O caso de Zedequias não é isolado. A história demonstra, vez após vez, que a desobediência civil, mesmo quando bem-intencionada, não pode trazer soluções duradouras para os problemas humanos. A realidade é que insurreições e revoluções não raro tendem a agravar a situação. Em muitos casos, depois do êxito aparente duma revolução, os próprios “libertadores” tornam-se por fim culpados de tirania e de opressão. Com o tempo, uma nova geração de pessoas oprimidas procura revoltar-se. Muitos países passaram por este ciclo vicioso. A título de exemplo, certo país da América do Sul experimentou recentemente seu 189.º golpe de Estado, em 154 anos!
O Fracasso do Homem — Por Quê?
Por que é que homens sinceros não conseguem livrar a humanidade da exploração e da opressão? Simplesmente porque lhes falta duas coisas — a sabedoria e o poder. Não é de admirar que a Bíblia nos avise: “Não confieis nos nobres, nem no filho do homem terreno, a quem não pertence a salvação.” — Salmo 146:3.
Para ilustrar, imagine a si mesmo num hospital, esperando para ser operado. Você geme de dor e de desconforto. Subitamente, um faxineiro que passa por perto o ouve, pega um bisturi, e oferece-se a ajudá-lo a obter o necessário alívio. Permitiria que ele o operasse? É lógico que não! Por quê? Porque só o amor e a compaixão que ele sente simplesmente não o qualificam para tal tarefa difícil. As ações dele apenas agravariam seu sofrimento, até mesmo colocando você em perigo mortal. Tal comportamento seria presunçoso e altamente irresponsável, e ignoraria o fato de que já se determinou uma hora para que um cirurgião habilitado o opere. Seria, sem dúvida, muito melhor que ele simplesmente o tranqüilizasse, dizendo que logo receberá ajuda.
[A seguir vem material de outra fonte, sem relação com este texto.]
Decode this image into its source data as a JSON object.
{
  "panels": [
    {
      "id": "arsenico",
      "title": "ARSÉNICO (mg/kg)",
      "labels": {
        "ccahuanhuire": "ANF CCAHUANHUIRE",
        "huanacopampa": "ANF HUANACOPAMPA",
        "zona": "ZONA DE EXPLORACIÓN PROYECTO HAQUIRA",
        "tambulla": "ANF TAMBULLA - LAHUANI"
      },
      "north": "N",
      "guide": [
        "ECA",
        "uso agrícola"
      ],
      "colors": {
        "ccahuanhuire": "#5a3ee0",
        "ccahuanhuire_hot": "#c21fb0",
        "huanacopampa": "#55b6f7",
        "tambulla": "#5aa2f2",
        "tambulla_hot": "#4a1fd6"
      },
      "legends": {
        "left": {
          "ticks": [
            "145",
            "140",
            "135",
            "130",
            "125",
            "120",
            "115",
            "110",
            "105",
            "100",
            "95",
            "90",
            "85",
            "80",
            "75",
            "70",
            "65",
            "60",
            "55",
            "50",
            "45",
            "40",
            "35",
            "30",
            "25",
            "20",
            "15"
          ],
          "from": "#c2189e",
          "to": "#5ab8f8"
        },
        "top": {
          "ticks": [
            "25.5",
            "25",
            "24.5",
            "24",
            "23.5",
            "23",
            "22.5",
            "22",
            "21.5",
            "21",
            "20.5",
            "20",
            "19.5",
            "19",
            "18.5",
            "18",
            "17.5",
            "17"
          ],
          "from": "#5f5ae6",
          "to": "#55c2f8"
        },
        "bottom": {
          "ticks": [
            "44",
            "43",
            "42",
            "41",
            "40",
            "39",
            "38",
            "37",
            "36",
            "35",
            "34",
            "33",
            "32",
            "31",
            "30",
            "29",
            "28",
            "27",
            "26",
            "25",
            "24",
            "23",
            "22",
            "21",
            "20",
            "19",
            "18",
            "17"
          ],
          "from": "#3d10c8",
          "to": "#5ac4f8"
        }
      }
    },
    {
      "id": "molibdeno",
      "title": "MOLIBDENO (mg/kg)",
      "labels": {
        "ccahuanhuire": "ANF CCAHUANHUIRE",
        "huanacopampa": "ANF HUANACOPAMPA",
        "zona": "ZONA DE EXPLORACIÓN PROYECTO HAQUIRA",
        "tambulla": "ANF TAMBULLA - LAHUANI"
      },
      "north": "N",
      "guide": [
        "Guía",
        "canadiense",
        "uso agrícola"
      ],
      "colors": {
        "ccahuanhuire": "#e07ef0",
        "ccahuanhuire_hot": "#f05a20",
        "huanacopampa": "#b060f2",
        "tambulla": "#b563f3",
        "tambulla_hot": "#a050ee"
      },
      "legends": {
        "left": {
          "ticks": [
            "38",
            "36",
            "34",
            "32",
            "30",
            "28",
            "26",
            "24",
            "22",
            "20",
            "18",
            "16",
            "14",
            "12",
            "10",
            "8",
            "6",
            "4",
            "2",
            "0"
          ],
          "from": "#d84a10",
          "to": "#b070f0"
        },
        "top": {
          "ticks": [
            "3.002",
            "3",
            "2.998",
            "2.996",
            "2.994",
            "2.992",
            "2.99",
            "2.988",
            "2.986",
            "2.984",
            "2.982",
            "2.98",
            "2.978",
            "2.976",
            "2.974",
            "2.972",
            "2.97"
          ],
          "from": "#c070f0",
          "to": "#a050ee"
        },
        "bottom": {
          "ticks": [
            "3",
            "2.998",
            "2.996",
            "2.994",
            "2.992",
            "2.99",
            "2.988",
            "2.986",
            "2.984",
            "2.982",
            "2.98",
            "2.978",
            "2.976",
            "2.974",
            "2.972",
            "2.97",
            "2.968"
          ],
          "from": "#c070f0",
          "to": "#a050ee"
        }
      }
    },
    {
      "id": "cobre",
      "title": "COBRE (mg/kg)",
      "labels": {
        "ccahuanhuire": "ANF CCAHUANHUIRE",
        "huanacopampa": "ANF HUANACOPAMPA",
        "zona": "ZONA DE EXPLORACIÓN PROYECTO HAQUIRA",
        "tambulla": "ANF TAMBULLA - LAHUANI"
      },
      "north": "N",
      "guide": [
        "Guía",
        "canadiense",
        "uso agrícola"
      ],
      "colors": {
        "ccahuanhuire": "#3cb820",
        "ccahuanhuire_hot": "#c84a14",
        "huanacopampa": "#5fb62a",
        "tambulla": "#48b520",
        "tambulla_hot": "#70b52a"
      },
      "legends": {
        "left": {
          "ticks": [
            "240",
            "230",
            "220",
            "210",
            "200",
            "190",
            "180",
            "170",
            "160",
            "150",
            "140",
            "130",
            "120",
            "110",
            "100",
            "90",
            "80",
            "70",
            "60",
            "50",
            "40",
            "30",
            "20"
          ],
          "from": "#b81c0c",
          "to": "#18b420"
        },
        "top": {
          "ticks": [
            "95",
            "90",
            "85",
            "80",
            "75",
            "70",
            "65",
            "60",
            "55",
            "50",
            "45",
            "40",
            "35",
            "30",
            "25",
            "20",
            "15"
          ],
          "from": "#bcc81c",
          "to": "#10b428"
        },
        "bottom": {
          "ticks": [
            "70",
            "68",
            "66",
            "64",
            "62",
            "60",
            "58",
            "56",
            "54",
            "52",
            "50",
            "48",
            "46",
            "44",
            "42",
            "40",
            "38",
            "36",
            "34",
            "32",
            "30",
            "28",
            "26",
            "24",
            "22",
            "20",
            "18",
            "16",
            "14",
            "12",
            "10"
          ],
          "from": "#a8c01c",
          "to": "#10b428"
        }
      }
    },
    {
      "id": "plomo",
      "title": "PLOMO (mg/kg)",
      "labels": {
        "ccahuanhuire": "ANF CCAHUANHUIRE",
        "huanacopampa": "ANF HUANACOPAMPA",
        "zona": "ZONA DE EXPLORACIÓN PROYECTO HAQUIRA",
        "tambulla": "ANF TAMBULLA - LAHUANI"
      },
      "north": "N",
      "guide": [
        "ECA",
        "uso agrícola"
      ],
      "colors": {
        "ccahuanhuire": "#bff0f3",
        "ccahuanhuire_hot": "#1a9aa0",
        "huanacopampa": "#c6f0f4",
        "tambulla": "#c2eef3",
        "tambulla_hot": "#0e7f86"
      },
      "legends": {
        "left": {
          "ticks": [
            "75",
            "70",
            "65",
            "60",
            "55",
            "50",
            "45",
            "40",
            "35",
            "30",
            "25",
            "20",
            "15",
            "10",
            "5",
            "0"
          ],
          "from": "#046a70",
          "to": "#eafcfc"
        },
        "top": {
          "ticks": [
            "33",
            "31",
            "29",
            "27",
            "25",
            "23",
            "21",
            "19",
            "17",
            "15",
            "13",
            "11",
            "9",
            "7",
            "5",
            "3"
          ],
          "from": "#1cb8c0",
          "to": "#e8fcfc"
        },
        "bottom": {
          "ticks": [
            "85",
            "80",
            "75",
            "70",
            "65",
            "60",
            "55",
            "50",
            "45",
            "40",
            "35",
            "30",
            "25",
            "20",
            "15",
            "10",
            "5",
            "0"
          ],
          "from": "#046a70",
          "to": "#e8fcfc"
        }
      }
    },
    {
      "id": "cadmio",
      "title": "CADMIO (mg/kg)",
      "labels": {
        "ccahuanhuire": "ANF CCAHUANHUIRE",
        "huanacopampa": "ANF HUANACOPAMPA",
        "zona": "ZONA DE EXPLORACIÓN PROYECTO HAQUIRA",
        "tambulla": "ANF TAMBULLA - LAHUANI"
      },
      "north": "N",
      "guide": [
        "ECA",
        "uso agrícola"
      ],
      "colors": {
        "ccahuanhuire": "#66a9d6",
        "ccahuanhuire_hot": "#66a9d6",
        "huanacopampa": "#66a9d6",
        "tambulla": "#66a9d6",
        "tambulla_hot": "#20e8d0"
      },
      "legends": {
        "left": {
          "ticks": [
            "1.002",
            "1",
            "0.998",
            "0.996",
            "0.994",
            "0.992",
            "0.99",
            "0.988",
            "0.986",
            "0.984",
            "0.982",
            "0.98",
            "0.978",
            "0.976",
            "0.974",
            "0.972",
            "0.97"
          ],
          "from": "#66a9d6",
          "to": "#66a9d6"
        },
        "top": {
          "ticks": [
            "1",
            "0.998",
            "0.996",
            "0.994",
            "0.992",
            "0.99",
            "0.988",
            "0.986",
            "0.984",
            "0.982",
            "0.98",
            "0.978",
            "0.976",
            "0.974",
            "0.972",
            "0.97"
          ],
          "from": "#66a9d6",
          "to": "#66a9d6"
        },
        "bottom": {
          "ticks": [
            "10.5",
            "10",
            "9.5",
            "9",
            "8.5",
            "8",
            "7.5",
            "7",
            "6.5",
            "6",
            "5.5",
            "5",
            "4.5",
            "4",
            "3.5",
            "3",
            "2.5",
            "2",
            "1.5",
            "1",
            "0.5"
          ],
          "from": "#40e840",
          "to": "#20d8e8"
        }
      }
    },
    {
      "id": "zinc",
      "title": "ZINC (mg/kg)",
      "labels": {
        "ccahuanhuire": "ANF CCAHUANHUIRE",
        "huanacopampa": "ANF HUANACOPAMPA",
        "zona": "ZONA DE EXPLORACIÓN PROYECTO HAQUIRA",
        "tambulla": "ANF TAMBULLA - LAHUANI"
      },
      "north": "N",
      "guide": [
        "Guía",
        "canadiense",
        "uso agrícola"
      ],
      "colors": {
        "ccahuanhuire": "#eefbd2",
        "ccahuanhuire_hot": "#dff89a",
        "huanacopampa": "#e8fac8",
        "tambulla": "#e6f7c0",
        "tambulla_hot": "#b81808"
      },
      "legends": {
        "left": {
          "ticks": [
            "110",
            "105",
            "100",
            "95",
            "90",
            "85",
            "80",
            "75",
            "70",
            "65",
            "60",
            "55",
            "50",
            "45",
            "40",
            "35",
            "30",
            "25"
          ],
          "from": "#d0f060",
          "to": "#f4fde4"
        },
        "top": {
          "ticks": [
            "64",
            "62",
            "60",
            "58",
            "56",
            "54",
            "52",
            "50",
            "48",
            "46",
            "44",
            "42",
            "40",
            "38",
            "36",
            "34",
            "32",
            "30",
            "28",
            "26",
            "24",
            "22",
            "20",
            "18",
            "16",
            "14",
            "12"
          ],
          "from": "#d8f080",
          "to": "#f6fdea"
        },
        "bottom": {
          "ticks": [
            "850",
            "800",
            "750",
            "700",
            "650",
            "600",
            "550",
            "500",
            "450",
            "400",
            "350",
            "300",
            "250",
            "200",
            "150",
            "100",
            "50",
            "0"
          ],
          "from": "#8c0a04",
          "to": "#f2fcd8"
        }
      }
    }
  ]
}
Similarmente, os verdadeiros cristãos, hoje em dia, não se empenham em desobediência civil. Aguardam o dia e a hora em que virá a intervenção apropriada, da parte de Deus. Apenas ele tem a sabedoria e o poder para trazer soluções duradouras para a humanidade. Mediante sua obra de pregação, as Testemunhas de Jeová asseguram àqueles que sofrem injustiças que tal alívio logo virá. — Isaías 9:6, 7; 11:3-5.
No ínterim, podemos recorrer a quaisquer meios legais e pacíficos disponíveis para assegurar e defender nossos direitos, e tentar obter alívio da opressão. Caso estes falhem, contudo, seria errado recorrer à desobediência civil. Em conformidade com isso, o apóstolo Paulo aconselha. “No que depender de vós, sede pacíficos para com todos os homens. Não vos vingueis, amados, mas cedei lugar ao furor, pois está escrito: ‘A vingança é minha; eu pagarei de volta, diz Jeová.’” Os cristãos genuínos e obedientes levam a peito tal sábia admoestação. — Romanos 12:18, 19.